Postanowiliśmy sami sprawdzić, jaka jest oferta samorządów dla emigrantów.

Bydgoszcz: "No tak. Media piszą o akcji. Ale w rzeczywistości nie mamy żadnej specjalnej oferty dla emigrantów".

Białystok: "W tej chwili nie ma pani Moniki, a najlepiej byłoby z nią rozmawiać. Bo my wybieramy się do Londynu dopiero w grudniu".

Wrocław: "Mimo najszczerszych chęci chciałabym pani pomóc, ale nie mam pojęcia jak".

Szczecin: "Ciężko będzie z pracą".

Reklama

Promyczek nadziei pojawił się, kiedy zadzwoniliśmy do urzędu miasta w Katowicach. "Katowice to fantastyczny wybór!" - śmieje się do słuchawki Jakub Jarząbek z działu promocji. "Pomożemy w zakupie mieszkania, znalezieniu pracy i założeniu działalności gospodarczej" - wylicza. Czar jednak pryska, gdy dzwonimy do katowickiego urzędu pracy. "Niestety. Mam tylko ofertę dla osoby ze średnim wykształceniem w charakterze recepcjonisty" - uprzejmie informuje urzędniczka.

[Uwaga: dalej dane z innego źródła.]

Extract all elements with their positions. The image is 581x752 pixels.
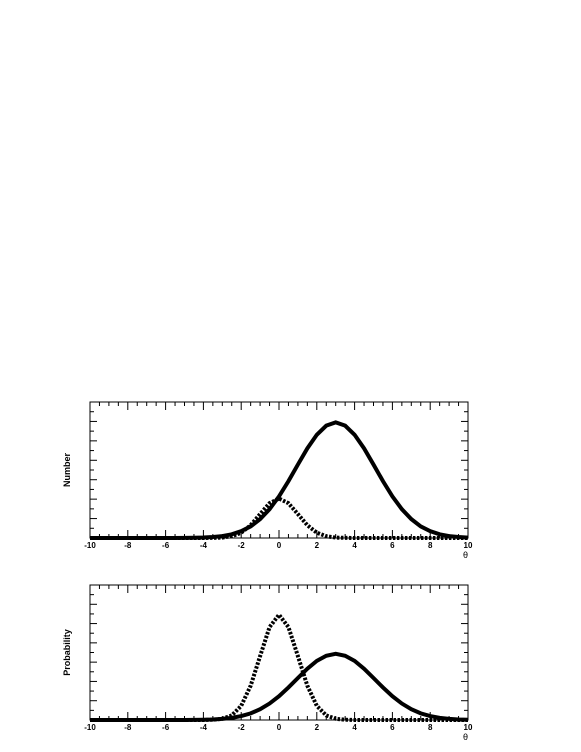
x-tick-label: 10 [464,541,473,550]
y-axis-label: Number [62,453,72,488]
data-line [90,651,469,722]
x-axis-label: θ [463,732,468,742]
x-tick-label: 6 [390,723,395,732]
x-tick-label: -8 [124,541,132,550]
x-tick-label: -10 [84,541,96,550]
x-tick-label: -2 [238,541,246,550]
x-tick-label: 4 [352,541,357,550]
x-tick-label: 8 [428,541,433,550]
x-tick-label: 8 [428,723,433,732]
x-tick-label: -6 [162,723,170,732]
x-tick-label: 2 [315,723,320,732]
x-tick-label: 2 [315,541,320,550]
x-tick-label: -10 [84,723,96,732]
x-tick-label: 10 [464,723,473,732]
x-tick-label: -4 [200,723,208,732]
data-line [90,496,468,540]
x-tick-label: 4 [352,723,357,732]
x-tick-label: -4 [200,541,208,550]
x-tick-label: 0 [277,541,282,550]
x-tick-label: 6 [390,541,395,550]
x-axis-label: θ [463,550,468,560]
data-line [90,611,468,722]
x-tick-label: 0 [277,723,282,732]
x-tick-label: -2 [238,723,246,732]
data-line [90,420,469,540]
x-tick-label: -8 [124,723,132,732]
plot-frame [89,584,469,721]
y-axis-label: Probability [62,629,72,676]
x-tick-label: -6 [162,541,170,550]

Pomysłodawcą programu "12 miast" jest Stowarzyszenie Polaków w Wielkiej Brytanii Poland Street. "Chcieliśmy, żeby lokalni politycy pokazali, co rzeczywiście mają do zaoferowania Polakom na Wyspach. Jeśli nie mają nic, to też jest ważna informacja. Choćby dlatego, że może kogoś odwieść od powrotu w ciemno" - tłumaczy Wojciech Ostrowski. Kilka tygodni temu stowarzyszenie przestrzegało przed pochopnym podejmowaniem decyzji w sprawie powrotu do kraju.